Andrzej PLONKA , président du district de Bielsko-Biała, président de l’Association des districts polonais (ZPP) a déclaré: «Si l’on observe le phénomène à l’échelle mondiale, la lutte contre les pandémies dépend des mesures prises par les organisations internationales, les gouvernements ou les entreprises pharmaceutiques. Toutefois, pour ce qui est de l'efficacité de sa gestion, la mise en œuvre concrète des mesures nécessaires incombe aux pouvoirs locaux intermédiaires, car l’échelle territoriale de leur action les prédestine à jouer ce rôle. Dans de nombreux pays, les pouvoirs locaux intermédiaires sont également responsables des hôpitaux ainsi que de maillons essentiels du système de gestion des crises. La réunion du CEPLI d’aujourd’hui apporte une preuve supplémentaire à ce constat.»

Alin-Adrian NICA , président du conseil départemental de Timiș (Roumanie), membre du Comité européen des régions de 2007 à 2020, a déclaré: «La pandémie a provoqué un bond en avant dans le processus de numérisation, elle nous a contraints à repenser les politiques de solidarité ainsi que le financement de l’Union européenne, et elle a mis en évidence la nécessité de prévoir des dotations adéquates pour la relance ainsi qu’un transfert de l’autorité au niveau local intermédiaire – le filet de sécurité en temps de crise pour les citoyens a fait ses preuves. Soit nous tirons parti de ces possibilités, soit nous n’avons rien appris!»

Jan OLBRYCHT , député au Parlement européen et corapporteur sur le cadre financier pluriannuel (2021-2027): «Les dommages économiques et sociaux causés par la pandémie de coronavirus nécessitent qu’on intervienne de toute urgence pour qu’un soutien financier soit apporté. Par conséquent, le rôle du plan de relance de l’Union européenne est vital pour prévenir les effets de la crise. Tout retard dans l’adoption de ce plan pourrait avoir une incidence très grave sur la remise en état de marche de l’économie pendant la crise. Il convient de souligner que les collectivités locales et régionales, qui sont aux avant-postes de la lutte contre la pandémie, auront particulièrement besoin de financements pour relancer leurs économies.»

La Confédération européenne des pouvoirs locaux intermédiaires (CEPLI) est la première confédération européenne d’associations nationales.
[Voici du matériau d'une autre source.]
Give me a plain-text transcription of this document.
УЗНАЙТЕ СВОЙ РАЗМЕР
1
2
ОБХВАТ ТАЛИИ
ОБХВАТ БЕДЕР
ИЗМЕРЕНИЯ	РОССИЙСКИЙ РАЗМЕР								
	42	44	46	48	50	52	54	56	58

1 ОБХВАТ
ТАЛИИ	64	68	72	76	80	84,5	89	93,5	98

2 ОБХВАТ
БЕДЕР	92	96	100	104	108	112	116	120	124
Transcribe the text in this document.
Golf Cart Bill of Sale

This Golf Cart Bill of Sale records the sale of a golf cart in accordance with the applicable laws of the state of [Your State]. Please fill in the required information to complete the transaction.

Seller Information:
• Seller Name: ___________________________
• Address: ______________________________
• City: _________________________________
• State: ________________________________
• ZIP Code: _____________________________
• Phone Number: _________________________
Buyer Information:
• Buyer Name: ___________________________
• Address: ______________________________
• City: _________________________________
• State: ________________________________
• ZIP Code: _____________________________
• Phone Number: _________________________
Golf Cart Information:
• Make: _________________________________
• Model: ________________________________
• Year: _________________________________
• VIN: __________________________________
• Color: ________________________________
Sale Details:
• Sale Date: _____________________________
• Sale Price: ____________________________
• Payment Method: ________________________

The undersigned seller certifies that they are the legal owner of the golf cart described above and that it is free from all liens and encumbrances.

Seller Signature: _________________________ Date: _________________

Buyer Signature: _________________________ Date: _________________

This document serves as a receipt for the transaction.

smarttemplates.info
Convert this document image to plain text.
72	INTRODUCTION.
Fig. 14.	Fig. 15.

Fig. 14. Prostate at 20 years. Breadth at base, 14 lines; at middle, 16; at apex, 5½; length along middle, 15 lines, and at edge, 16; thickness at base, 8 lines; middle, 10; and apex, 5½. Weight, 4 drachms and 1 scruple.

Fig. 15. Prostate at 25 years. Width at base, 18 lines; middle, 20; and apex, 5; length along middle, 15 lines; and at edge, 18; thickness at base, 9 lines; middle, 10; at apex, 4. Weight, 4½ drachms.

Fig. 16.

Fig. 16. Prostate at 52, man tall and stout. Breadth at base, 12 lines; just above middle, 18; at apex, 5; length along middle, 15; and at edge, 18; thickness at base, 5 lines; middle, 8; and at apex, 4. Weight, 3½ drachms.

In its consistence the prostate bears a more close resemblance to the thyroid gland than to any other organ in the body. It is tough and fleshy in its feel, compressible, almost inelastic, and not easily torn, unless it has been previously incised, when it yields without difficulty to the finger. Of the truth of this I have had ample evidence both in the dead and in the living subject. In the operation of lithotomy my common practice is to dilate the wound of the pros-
Elle représente 1 167 collectivités locales intermédiaires de six pays européens (Belgique, Bulgarie, France, Allemagne, Pologne et Roumanie), et deux réseaux européens de collectivités locales intermédiaires, Arco Latino et Partenalia.

Fondée en 2008 à l’occasion du cinquantième anniversaire du traité de Rome en tant que réseau de coopération des pouvoirs locaux intermédiaires dans toute l’Europe, la Confédération européenne des pouvoirs locaux intermédiaires s’emploie à accroître la participation de ces derniers au processus décisionnel européen, à représenter leurs intérêts au niveau européen, à instaurer un échange permanent d’informations et de bonnes pratiques entre les collectivités locales, à renforcer la cohérence et la visibilité de leurs interventions sur le territoire de l’Union et à faciliter les projets de coopération conjoints.